O estudo também ganhou destaque por mostrar que o processo de expansão urbana não acontece de maneira uniforme e que diferentes regiões enfrentam desafios distintos.

Para Alagoas, o dado regional merece atenção justamente porque o estado está inserido em uma das áreas do país onde a expansão urbana ocorreu de forma mais acelerada no período analisado.

Por que o levantamento importa para Alagoas?

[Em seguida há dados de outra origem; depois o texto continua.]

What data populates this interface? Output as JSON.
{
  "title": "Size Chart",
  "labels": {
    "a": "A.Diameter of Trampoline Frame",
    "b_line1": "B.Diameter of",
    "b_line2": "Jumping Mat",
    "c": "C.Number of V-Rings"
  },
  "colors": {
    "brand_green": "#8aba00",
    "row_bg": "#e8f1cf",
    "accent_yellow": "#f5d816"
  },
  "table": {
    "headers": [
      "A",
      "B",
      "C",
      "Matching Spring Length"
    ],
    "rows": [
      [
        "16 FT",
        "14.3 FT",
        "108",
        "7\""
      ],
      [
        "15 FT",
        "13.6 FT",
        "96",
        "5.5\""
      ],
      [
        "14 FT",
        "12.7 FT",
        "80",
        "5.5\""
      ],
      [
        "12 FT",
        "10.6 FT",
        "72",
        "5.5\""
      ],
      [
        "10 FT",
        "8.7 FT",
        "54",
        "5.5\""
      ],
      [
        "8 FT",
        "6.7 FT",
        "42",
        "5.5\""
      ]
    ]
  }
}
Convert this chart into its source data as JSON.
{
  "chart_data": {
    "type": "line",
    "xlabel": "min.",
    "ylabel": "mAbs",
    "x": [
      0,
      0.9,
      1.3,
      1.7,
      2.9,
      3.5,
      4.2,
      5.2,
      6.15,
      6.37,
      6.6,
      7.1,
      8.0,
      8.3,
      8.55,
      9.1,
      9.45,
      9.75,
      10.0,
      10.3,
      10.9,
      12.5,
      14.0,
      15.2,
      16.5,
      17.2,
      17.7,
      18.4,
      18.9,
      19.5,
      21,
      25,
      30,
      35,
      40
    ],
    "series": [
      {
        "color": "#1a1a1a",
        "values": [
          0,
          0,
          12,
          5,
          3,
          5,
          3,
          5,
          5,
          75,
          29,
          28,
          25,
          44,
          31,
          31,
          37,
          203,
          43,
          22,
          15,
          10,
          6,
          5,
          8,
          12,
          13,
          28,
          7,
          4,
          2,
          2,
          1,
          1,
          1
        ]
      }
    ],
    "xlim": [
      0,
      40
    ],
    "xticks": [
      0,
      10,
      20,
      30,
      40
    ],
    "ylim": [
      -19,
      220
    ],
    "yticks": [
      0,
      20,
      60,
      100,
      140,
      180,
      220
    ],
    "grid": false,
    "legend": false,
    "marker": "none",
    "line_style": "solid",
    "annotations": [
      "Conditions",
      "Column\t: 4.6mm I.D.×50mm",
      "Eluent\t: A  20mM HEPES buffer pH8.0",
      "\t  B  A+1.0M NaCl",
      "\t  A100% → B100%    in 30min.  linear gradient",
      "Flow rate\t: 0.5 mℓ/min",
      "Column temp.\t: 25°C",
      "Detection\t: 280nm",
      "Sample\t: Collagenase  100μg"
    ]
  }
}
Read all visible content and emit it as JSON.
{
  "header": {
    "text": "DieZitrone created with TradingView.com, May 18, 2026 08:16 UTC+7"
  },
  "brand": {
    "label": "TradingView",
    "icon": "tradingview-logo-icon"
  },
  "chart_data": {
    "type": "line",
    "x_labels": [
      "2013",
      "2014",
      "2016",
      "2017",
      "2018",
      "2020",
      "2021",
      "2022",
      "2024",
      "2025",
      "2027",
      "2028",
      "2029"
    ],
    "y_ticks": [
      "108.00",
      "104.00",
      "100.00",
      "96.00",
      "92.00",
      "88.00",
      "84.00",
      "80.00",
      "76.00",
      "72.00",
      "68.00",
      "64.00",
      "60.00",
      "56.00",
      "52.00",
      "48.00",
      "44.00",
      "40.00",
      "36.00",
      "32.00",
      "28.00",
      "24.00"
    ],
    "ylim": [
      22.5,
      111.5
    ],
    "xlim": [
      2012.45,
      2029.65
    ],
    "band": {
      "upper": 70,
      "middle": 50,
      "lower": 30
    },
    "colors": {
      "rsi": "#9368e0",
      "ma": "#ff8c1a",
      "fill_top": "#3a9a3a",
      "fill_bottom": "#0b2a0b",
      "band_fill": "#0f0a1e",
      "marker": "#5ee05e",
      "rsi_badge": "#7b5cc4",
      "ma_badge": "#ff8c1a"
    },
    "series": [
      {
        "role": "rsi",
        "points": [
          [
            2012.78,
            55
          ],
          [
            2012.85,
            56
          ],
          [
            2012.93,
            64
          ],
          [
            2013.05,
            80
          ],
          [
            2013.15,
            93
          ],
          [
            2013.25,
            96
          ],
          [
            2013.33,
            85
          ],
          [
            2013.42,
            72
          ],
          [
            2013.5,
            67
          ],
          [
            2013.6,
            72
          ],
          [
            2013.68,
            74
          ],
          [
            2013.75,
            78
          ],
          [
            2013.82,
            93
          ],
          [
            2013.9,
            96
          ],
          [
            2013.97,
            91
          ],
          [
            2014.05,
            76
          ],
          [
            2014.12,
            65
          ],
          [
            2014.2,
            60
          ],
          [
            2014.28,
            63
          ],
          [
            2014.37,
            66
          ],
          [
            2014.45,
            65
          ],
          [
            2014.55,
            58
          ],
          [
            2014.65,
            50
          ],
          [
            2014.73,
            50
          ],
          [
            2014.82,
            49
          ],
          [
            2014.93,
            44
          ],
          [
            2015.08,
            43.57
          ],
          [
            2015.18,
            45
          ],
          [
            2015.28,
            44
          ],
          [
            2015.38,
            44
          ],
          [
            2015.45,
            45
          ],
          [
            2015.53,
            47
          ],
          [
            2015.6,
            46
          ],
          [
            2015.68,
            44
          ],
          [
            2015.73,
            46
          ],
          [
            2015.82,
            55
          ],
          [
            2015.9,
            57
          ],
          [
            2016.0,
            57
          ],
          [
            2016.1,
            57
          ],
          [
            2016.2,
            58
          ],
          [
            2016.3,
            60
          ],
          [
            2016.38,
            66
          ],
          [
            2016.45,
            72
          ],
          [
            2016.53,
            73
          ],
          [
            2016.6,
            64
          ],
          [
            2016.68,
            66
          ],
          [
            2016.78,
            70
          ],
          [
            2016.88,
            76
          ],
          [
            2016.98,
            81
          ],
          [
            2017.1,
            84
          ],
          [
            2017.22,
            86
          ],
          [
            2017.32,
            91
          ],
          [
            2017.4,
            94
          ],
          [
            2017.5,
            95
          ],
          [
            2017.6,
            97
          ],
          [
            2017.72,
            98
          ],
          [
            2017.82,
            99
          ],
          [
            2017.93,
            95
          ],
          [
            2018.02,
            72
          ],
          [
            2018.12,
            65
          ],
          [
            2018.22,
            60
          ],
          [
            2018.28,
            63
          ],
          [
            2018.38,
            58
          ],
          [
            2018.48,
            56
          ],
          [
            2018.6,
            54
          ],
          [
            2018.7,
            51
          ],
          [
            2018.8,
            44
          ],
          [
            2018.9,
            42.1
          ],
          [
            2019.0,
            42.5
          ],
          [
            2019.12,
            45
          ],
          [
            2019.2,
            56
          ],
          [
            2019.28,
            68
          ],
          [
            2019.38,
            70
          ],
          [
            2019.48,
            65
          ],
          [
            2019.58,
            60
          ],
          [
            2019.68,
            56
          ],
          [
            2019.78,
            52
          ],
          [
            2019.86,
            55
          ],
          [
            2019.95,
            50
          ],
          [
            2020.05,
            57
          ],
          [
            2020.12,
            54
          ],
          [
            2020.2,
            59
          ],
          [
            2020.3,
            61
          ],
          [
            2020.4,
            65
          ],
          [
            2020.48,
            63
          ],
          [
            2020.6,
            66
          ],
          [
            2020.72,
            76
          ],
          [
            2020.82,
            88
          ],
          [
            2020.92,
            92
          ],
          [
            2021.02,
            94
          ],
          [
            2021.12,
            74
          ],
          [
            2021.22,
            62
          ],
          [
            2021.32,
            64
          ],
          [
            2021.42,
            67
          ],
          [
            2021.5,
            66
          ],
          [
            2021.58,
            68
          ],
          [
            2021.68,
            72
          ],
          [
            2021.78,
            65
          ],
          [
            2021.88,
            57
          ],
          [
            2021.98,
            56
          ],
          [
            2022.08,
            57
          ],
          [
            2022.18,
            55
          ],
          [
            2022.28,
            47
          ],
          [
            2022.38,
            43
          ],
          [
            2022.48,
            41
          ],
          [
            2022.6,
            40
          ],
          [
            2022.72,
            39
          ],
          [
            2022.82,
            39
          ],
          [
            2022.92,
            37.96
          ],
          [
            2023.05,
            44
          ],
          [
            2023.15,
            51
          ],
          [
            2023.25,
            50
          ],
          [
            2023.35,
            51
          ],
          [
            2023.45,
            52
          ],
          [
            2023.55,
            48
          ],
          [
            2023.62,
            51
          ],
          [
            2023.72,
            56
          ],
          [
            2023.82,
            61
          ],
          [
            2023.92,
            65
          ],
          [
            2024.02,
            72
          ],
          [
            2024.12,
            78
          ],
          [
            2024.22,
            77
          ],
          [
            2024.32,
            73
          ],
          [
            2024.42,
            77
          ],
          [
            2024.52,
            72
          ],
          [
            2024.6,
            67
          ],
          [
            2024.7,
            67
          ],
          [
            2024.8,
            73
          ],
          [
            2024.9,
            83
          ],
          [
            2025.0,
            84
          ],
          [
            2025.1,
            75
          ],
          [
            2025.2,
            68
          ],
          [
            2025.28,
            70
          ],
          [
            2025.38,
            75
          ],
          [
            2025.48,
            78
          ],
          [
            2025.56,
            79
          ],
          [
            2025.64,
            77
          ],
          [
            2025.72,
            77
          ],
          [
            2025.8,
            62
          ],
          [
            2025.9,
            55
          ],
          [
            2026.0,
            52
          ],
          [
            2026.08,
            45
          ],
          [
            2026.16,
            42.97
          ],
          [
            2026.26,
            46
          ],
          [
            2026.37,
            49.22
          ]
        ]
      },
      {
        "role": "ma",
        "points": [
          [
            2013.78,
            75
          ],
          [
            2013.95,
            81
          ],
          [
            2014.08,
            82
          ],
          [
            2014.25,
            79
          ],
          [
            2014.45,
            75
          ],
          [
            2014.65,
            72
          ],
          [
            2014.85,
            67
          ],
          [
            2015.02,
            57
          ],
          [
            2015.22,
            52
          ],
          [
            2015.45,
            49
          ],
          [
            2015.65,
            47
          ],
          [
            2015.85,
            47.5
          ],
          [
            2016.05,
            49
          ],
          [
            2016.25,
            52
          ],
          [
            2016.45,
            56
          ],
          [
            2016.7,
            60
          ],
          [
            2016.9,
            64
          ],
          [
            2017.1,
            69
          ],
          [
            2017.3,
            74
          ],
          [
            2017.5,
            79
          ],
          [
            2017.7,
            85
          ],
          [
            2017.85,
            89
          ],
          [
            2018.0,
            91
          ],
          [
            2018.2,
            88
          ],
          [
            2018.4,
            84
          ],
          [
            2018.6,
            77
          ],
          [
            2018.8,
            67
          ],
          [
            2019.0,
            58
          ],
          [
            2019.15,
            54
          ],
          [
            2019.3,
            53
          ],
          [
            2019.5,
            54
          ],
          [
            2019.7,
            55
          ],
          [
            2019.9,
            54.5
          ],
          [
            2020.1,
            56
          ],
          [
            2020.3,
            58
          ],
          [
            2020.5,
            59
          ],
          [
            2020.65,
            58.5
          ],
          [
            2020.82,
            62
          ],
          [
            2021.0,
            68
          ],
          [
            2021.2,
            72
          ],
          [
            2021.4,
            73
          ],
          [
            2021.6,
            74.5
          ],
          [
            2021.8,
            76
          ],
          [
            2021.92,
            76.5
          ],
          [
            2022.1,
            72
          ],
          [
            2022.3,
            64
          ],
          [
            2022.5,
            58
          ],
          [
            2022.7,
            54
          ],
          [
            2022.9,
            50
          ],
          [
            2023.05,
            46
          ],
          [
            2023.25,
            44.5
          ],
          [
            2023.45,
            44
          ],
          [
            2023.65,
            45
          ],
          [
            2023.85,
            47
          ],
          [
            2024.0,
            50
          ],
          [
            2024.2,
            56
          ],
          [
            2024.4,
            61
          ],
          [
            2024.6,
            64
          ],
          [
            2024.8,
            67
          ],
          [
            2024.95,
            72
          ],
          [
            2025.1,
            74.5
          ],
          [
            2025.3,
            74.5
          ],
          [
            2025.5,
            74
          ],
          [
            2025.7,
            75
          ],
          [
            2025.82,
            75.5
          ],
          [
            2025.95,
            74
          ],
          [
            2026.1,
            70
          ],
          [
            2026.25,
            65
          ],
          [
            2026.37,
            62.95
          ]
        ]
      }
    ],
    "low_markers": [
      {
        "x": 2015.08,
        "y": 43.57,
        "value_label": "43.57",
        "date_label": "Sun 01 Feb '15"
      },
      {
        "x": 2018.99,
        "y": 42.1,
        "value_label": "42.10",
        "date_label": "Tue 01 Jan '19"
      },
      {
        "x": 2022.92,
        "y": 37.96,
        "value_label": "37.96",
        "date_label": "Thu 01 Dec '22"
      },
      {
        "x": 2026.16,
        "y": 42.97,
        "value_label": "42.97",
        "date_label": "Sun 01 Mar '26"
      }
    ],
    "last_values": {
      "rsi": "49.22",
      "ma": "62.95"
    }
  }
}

Os dados do IBGE podem ajudar a orientar decisões sobre:

  • expansão de redes de água e esgoto;
  • mobilidade urbana e transporte público;
  • drenagem e prevenção de alagamentos;
  • construção de escolas e unidades de saúde;
  • ocupação de áreas ambientalmente sensíveis;
  • planejamento de novos loteamentos;
  • preservação de áreas verdes;
  • crescimento da Região Metropolitana de Maceió;
  • desenvolvimento urbano de cidades como Arapiraca e outros polos regionais.

A nova fotografia produzida pelo IBGE mostra que as cidades brasileiras continuam avançando sobre o território. Em Alagoas, onde a urbanização está fortemente concentrada em determinados polos e na faixa litorânea, acompanhar esse crescimento é fundamental para evitar que a expansão das áreas construídas aconteça em velocidade maior do que a capacidade de oferecer infraestrutura e serviços à população.

Os dados são referentes a 2022, último ano utilizado nesta edição do levantamento. Portanto, eles não representam necessariamente a situação atual de 2026, mas oferecem uma base para compreender como o território brasileiro e alagoano vinha se transformando no período analisado.